Kahan Dhillon, Jr. calls it the Prince, and for the past four years, he’s worked on renovating this 1830 brick rowhouse in Old Town Alexandria. It’s not a reserved makeover. Inspired by his trips to France and Versailles, the project represents a “fusion,” Dhillon says, between our Colonial history and the French Baroque. “It’s bringing George Washington and Louis the XIV together. If they had a conversation, this would have been the outcome.”

The outcome—a six-bedroom, four-and-a-half bathroom property—is now on the market for $4 million. The listing agents are Andrea Courduvelis and Nihal Horne of TTR Sotheby’s International Realty.

Dhillon, a developer based in Old Town, acquired the house in 2021 for $550,000. He spent about seven months alone, he says, sourcing various antiques and fixtures, mostly from abroad: a fireplace screen from a French chateau, a marble armoire, historic doors from a church, trim imported from England. The renovation trades heavily on marble and gold inlays; even the toilet is gold. Dhillon added a new rooftop deck with a built-in grill and small putting green; hired a muralist to adorn the garage door that encloses the off-street parking with the name of the house; and created a museum-style display for an old Westinghouse dumbwaiter he discovered in a crawlspace. “I said to myself, This is a heck of an opportunity to create a one-of-a-kind landmark, an iconic property.”

If the Prince makes a bold statement, Dhillon’s own backstory is no less brash. In 2016, as an unknown political outsider, he began championing a $10 billion redevelopment plan for Baltimore—the Renaissance, he called it—and testified before a skeptical city council. In 2020, he made an aborted run as an independent for mayor of the city. Rumors surfaced, fueled in part by a podcast series produced by Baltimore Public Radio, that he was working with the FBI as part of an investigation into political corruption in the city—a claim Dhillon denied, writing in an op-ed that “the only thing FBI about me is that I am ‘For Baltimore’s Interest.’ “ As the child of an Indian father from Punjab and an African mother from Tanzania, he wrote, he was motivated to contribute to the city’s revival because of his Sikh faith.   
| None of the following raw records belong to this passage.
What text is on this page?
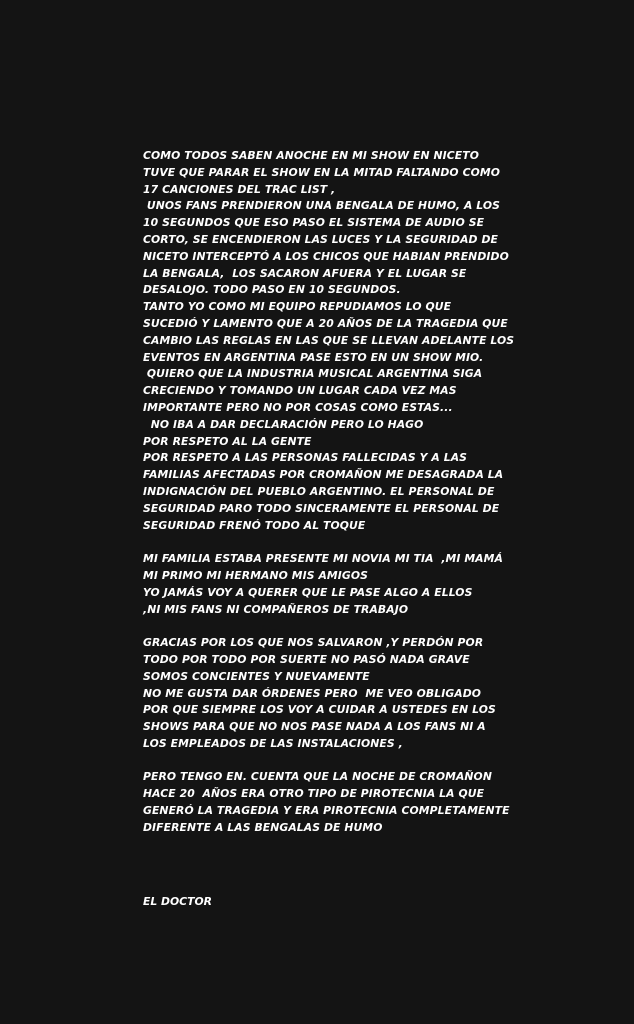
COMO TODOS SABEN ANOCHE EN MI SHOW EN NICETO
TUVE QUE PARAR EL SHOW EN LA MITAD FALTANDO COMO
17 CANCIONES DEL TRAC LIST ,
UNOS FANS PRENDIERON UNA BENGALA DE HUMO, A LOS
10 SEGUNDOS QUE ESO PASO EL SISTEMA DE AUDIO SE
CORTO, SE ENCENDIERON LAS LUCES Y LA SEGURIDAD DE
NICETO INTERCEPTÓ A LOS CHICOS QUE HABIAN PRENDIDO
LA BENGALA,  LOS SACARON AFUERA Y EL LUGAR SE
DESALOJO. TODO PASO EN 10 SEGUNDOS.
TANTO YO COMO MI EQUIPO REPUDIAMOS LO QUE
SUCEDIÓ Y LAMENTO QUE A 20 AÑOS DE LA TRAGEDIA QUE
CAMBIO LAS REGLAS EN LAS QUE SE LLEVAN ADELANTE LOS
EVENTOS EN ARGENTINA PASE ESTO EN UN SHOW MIO.
QUIERO QUE LA INDUSTRIA MUSICAL ARGENTINA SIGA
CRECIENDO Y TOMANDO UN LUGAR CADA VEZ MAS
IMPORTANTE PERO NO POR COSAS COMO ESTAS...
NO IBA A DAR DECLARACIÓN PERO LO HAGO
POR RESPETO AL LA GENTE
POR RESPETO A LAS PERSONAS FALLECIDAS Y A LAS
FAMILIAS AFECTADAS POR CROMAÑON ME DESAGRADA LA
INDIGNACIÓN DEL PUEBLO ARGENTINO. EL PERSONAL DE
SEGURIDAD PARO TODO SINCERAMENTE EL PERSONAL DE
SEGURIDAD FRENÓ TODO AL TOQUE
MI FAMILIA ESTABA PRESENTE MI NOVIA MI TIA  ,MI MAMÁ
MI PRIMO MI HERMANO MIS AMIGOS
YO JAMÁS VOY A QUERER QUE LE PASE ALGO A ELLOS
,NI MIS FANS NI COMPAÑEROS DE TRABAJO
GRACIAS POR LOS QUE NOS SALVARON ,Y PERDÓN POR
TODO POR TODO POR SUERTE NO PASÓ NADA GRAVE
SOMOS CONCIENTES Y NUEVAMENTE
NO ME GUSTA DAR ÓRDENES PERO  ME VEO OBLIGADO
POR QUE SIEMPRE LOS VOY A CUIDAR A USTEDES EN LOS
SHOWS PARA QUE NO NOS PASE NADA A LOS FANS NI A
LOS EMPLEADOS DE LAS INSTALACIONES ,
PERO TENGO EN. CUENTA QUE LA NOCHE DE CROMAÑON
HACE 20  AÑOS ERA OTRO TIPO DE PIROTECNIA LA QUE
GENERÓ LA TRAGEDIA Y ERA PIROTECNIA COMPLETAMENTE
DIFERENTE A LAS BENGALAS DE HUMO
EL DOCTOR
Is his political career over? “I will never say never to anything,” Dhillon says. But he’s focused on his development work for now. He touted a forthcoming two-unit development on Pendleton Street in Old Town, each property to feature a new carriage house in the back. And he’s building a new cafe and patisserie on King Street in Old Town. Dhillon says his mother had a recent health scare, which “caused me to want to do something for her” to keep her “in strong spirits.” She’ll be the owner and operator of the cafe, called the Kingley.